Le rapport officiel sur « L’état de la menace liée au numérique » (PDF ici) affirme :
« En matière de la lutte contre le terrorisme, le retrait rapide et durable des contenus radicaux implique des efforts partagés, à étendre aux discours de haine. »
Or, ce que le Système entend par « discours de haine » désigne essentiellement les propos politiquement incorrects, ceux qui contredisent son idéologie officielle.

« Dès 2021, le gouvernement veut lancer la carte d’identité électronique. Étape préalable à toute dématérialisation des documents officiels : établir une procédure d’identification fiable pour chaque internaute. Et ce, à la fois, pour répondre aux objectifs de la numérisation des services publics et lutter contre les publications illicites. Pour cela, les autorités innovent. Au risque de se précipiter.
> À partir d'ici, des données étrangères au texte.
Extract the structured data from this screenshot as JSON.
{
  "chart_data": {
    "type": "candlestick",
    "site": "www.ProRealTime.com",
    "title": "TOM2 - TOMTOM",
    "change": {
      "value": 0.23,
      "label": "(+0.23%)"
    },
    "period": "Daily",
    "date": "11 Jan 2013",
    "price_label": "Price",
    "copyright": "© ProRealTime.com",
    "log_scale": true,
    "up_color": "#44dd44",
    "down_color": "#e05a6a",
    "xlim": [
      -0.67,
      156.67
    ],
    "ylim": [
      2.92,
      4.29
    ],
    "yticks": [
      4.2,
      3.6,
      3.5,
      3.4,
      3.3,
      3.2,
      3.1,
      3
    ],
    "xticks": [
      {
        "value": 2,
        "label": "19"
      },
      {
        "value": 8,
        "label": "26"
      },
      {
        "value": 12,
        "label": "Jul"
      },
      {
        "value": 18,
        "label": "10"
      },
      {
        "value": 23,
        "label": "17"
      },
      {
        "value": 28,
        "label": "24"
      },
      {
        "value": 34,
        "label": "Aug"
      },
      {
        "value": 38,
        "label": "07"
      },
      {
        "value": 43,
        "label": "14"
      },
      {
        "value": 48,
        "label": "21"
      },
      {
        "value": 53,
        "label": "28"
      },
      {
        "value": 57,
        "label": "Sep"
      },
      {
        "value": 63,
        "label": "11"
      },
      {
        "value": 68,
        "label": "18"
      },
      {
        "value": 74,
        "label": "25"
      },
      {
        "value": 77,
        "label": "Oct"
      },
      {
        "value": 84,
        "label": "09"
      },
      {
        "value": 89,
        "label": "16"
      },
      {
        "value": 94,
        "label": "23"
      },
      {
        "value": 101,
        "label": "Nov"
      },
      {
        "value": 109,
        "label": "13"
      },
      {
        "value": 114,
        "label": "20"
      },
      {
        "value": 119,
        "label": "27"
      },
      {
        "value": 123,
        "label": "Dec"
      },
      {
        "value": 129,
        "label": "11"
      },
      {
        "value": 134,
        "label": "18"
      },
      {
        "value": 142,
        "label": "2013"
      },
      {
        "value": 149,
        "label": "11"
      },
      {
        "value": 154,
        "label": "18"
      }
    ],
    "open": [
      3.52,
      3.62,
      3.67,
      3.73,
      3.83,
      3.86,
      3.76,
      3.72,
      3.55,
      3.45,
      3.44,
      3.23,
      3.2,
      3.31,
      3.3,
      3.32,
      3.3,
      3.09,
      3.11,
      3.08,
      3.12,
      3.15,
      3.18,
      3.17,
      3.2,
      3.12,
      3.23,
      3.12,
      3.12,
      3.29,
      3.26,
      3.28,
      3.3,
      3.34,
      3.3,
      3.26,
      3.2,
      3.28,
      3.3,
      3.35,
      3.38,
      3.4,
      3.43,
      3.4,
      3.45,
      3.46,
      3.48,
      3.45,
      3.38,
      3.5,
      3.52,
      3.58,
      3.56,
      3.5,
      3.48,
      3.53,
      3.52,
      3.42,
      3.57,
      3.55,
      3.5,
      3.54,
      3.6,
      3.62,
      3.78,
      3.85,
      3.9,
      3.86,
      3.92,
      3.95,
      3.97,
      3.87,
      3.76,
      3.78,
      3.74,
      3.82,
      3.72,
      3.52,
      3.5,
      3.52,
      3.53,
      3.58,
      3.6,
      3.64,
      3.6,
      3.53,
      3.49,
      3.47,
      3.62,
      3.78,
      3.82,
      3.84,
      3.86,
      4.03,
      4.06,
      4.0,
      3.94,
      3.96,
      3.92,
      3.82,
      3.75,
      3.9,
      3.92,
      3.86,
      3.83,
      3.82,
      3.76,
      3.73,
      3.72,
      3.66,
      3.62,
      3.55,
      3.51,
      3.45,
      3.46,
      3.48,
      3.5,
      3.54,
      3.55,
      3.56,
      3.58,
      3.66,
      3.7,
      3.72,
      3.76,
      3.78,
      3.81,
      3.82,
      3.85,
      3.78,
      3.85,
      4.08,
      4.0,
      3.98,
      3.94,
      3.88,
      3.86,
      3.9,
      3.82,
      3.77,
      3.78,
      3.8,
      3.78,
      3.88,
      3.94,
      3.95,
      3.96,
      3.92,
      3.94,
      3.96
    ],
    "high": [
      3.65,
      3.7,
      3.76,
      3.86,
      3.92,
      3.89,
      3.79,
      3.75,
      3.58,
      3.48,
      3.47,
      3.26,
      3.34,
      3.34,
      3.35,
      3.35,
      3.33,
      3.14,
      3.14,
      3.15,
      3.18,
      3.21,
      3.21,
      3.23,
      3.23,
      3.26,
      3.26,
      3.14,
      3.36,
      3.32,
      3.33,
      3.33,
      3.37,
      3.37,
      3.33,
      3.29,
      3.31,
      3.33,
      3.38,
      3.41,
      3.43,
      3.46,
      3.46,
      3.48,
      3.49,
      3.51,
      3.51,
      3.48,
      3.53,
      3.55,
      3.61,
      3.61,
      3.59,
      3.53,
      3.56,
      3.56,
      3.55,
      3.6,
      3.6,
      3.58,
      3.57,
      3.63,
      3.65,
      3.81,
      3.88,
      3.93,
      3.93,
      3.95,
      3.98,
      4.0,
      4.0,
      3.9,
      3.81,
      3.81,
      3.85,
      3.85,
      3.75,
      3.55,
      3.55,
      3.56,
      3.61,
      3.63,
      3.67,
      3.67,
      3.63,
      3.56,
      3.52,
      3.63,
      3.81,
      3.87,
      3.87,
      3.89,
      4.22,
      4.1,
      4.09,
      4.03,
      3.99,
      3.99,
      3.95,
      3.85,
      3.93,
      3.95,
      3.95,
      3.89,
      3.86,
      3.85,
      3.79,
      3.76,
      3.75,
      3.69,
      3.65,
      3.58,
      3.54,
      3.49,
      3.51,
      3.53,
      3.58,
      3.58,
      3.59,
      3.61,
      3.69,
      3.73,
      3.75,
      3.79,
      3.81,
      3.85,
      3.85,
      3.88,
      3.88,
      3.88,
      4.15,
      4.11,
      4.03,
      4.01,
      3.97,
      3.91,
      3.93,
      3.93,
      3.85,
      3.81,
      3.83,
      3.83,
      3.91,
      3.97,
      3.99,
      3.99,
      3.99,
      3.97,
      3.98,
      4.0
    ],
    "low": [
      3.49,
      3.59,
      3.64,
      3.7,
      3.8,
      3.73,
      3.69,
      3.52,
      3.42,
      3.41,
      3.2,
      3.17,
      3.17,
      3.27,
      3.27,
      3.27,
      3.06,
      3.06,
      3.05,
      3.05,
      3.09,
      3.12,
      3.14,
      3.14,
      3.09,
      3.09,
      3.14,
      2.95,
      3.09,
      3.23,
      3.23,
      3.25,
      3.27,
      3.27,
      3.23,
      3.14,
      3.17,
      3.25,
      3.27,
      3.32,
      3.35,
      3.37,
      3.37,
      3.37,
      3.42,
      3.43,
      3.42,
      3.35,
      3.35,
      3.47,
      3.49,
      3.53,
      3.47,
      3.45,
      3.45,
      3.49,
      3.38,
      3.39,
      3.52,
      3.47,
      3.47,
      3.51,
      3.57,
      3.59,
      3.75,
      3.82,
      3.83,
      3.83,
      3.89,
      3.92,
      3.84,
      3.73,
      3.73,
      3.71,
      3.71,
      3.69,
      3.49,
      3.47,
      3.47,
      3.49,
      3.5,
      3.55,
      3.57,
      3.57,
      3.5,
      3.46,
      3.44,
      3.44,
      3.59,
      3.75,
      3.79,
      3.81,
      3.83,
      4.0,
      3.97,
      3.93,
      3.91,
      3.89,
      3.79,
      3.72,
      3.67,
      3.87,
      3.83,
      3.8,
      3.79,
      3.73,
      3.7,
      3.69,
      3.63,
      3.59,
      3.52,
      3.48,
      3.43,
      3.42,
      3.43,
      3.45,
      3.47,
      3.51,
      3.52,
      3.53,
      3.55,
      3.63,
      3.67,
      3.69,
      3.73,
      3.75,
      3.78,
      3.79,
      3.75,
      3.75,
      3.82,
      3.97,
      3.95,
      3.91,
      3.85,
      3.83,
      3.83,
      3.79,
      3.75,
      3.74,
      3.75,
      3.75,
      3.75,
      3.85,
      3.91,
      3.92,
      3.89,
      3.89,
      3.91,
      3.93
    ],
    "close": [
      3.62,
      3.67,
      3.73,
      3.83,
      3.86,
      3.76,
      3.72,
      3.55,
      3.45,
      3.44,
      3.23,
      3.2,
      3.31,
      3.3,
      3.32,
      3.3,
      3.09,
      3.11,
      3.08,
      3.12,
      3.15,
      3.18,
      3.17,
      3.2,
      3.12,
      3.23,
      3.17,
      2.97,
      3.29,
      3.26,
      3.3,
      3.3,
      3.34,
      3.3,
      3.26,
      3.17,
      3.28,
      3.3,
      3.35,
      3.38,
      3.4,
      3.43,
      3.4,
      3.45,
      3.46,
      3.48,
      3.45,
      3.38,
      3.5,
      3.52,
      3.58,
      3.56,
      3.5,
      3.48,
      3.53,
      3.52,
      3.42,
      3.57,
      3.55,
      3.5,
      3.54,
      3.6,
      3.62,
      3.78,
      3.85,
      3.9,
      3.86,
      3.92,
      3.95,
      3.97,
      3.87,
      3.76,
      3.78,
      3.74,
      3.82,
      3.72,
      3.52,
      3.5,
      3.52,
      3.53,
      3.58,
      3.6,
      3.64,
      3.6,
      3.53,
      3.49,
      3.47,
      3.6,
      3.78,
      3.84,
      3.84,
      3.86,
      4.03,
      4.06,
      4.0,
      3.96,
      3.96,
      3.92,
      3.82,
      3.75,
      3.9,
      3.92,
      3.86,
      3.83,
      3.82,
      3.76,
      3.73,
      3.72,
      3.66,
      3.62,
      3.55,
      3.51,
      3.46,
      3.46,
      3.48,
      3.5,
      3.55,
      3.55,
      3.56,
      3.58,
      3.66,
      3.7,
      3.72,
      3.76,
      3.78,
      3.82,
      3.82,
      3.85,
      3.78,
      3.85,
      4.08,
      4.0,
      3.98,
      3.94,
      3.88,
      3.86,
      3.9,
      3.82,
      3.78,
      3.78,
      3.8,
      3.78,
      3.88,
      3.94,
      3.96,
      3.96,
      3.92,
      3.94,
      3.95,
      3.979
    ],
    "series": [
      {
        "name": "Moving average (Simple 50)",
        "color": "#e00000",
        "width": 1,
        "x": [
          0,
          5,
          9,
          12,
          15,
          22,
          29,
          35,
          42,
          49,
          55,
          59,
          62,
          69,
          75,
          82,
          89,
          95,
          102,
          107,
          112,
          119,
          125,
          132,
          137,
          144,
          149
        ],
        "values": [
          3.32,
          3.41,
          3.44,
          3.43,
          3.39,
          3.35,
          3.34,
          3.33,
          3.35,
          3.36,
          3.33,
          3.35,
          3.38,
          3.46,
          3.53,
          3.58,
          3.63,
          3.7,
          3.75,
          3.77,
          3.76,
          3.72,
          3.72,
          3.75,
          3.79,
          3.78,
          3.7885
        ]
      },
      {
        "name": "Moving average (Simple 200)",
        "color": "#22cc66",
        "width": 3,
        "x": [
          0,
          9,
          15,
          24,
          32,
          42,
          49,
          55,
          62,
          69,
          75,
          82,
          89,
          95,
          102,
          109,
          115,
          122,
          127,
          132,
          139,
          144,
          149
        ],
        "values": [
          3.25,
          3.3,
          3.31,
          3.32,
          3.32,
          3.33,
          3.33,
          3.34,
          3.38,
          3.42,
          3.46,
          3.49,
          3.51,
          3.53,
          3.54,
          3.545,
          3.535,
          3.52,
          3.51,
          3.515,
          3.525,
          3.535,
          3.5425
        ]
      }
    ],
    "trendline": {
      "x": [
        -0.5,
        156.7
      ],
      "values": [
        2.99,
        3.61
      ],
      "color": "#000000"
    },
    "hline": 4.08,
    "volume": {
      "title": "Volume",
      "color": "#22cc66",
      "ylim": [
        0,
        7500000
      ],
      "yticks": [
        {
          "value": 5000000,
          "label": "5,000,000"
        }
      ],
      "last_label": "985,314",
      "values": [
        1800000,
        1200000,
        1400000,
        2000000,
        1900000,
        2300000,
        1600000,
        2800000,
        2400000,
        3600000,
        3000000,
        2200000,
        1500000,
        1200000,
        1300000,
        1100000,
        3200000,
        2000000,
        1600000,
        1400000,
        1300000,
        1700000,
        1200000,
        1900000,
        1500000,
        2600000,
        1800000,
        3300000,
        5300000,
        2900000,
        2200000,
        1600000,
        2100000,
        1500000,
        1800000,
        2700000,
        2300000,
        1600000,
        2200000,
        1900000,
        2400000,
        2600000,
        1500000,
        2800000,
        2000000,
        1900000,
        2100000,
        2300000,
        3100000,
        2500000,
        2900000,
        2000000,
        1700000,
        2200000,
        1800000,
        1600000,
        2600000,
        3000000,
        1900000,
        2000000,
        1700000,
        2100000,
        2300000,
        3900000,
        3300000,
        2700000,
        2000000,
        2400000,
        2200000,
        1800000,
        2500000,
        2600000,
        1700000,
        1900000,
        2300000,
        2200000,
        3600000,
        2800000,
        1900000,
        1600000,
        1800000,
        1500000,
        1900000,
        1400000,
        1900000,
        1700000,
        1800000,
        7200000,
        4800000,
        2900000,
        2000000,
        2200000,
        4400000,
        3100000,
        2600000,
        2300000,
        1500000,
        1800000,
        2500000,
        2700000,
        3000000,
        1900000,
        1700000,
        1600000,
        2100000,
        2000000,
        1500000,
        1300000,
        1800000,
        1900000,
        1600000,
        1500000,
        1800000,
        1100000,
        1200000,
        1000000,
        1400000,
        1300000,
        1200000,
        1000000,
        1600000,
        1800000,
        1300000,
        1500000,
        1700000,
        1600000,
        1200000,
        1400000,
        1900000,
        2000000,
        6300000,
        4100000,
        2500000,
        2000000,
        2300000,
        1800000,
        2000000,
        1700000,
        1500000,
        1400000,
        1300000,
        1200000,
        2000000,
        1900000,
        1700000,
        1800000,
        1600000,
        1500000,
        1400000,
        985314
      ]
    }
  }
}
« Nous devons relever le défi de l’identité numérique pour que chaque Français, dès 2020, puisse prouver son identité et savoir avec qui il correspond vraiment », écrit le ministre de l’Intérieur Christophe Castaner dans son rapport sur « L’état de la menace liée au numérique ». Face à ce « défi », les autorités ont récemment mis en place un « parcours d’identification » spécifique qui soulève plusieurs interrogations, notamment chez les défenseurs des libertés numériques.